Paradójicamente, el debate fuerte lo provocan los “inimputables” menores de 16 años que, a pesar de que normativamente no pueden ser procesados como los adultos, en los hechos y selectivamente son tratados mucho
peor. Al fin de cuentas, resultan el único colectivo de seres humanos privados de libertad
sin imputación y sin debido proceso en la República Argentina. Un número vago pero que gira en torno a los 400 se encuentra hoy efec- tivamente privado de libertad y cada vez más vergonzantemente escondidos por las autoridades responsables.
Si en los mayores de 16 años el problema real se encuentra en la barbarie de las penas que nos han llevado a ser el país más atrasado y más brutal en toda América latina, en los menores de 16 el problema es la privación de libertad sin debido proceso. Es por estas razones que necesitamos un sistema penal juvenil entre los 14 y 18 años. Un sistema con las
garantías del debido proceso tal como lo dispone la Convención Internacional de los Derechos del Niño. Con una estrategia que ha garantizado el
inmovilismo, grupos que se autoperciben como progresistas, generalmente nostálgicos de la “década ganada”, han etiquetado y denunciado como “baja de edad de la imputabilidad” cualquier intento serio de aprobar un verdadero régimen penal juvenil. Esta es la suerte que corrió un proyecto aprobado por unanimidad en el Senado de la Nación, en diciembre de 2009, y posteriormente destrozado en Diputados.

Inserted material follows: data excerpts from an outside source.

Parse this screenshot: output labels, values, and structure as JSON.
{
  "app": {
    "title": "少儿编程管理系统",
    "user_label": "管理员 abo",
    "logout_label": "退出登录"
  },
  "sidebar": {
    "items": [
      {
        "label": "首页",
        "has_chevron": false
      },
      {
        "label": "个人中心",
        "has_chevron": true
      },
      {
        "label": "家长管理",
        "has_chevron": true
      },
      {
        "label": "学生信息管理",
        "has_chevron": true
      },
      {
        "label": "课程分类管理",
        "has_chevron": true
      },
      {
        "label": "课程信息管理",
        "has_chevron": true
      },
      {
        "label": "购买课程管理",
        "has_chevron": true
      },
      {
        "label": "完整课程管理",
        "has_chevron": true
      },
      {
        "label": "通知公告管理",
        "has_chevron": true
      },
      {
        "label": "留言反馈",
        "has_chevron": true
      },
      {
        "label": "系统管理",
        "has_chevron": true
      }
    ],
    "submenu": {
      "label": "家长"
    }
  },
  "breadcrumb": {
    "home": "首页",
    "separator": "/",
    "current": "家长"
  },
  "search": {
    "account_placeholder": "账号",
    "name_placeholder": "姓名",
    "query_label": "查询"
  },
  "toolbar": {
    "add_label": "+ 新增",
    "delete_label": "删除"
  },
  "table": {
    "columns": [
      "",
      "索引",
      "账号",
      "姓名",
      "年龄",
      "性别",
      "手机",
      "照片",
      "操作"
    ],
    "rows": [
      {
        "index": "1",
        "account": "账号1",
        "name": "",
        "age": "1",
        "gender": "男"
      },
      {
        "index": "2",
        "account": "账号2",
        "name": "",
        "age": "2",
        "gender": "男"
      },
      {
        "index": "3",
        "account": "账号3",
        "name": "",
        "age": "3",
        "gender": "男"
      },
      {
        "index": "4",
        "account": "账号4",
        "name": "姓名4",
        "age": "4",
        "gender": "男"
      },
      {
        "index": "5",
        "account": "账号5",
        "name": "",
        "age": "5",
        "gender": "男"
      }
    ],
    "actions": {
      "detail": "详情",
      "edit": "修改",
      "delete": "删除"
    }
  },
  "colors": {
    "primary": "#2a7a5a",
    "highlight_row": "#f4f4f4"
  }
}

Las tentaciones de “atajos innovadores” es- tán a la orden del día y más fuertes que nunca. Todo lo abandonado en la región por injusto o
por inútil (o por ambas cosas) se nos aparece como opción preferencial y sobre todo como panacea en estos días. No el trabajo paciente y continuado, sino la fórmula mágica. Los elementos para la construcción de un
Frankenstein penal juvenil es lo único que se filtra como trascendido de las nebulosas propuestas del Ejecutivo conocidas hasta este momento. Una vuelta a la vieja teoría del discernimiento, dejando en profesionales no jurídicos la decisión de la imputabilidad o la utilización selectiva de algunos tipos penales para declararlos imputables, sin renunciar a la privación de libertad sin debido proceso como forma de “protección” para los “inimputables”.
El contexto de la profunda crisis actual de la seguridad y la pretensión de establecer consensos por aclamación, justamente allí donde nuestra Constitución los prohíbe, auguran el único resultado que parecía hasta hace poco imposible: empeorar la ya caótica situación preexistente.
¿Podrá el Congreso bajo estas condiciones constituirse en un filtro de racionalidad?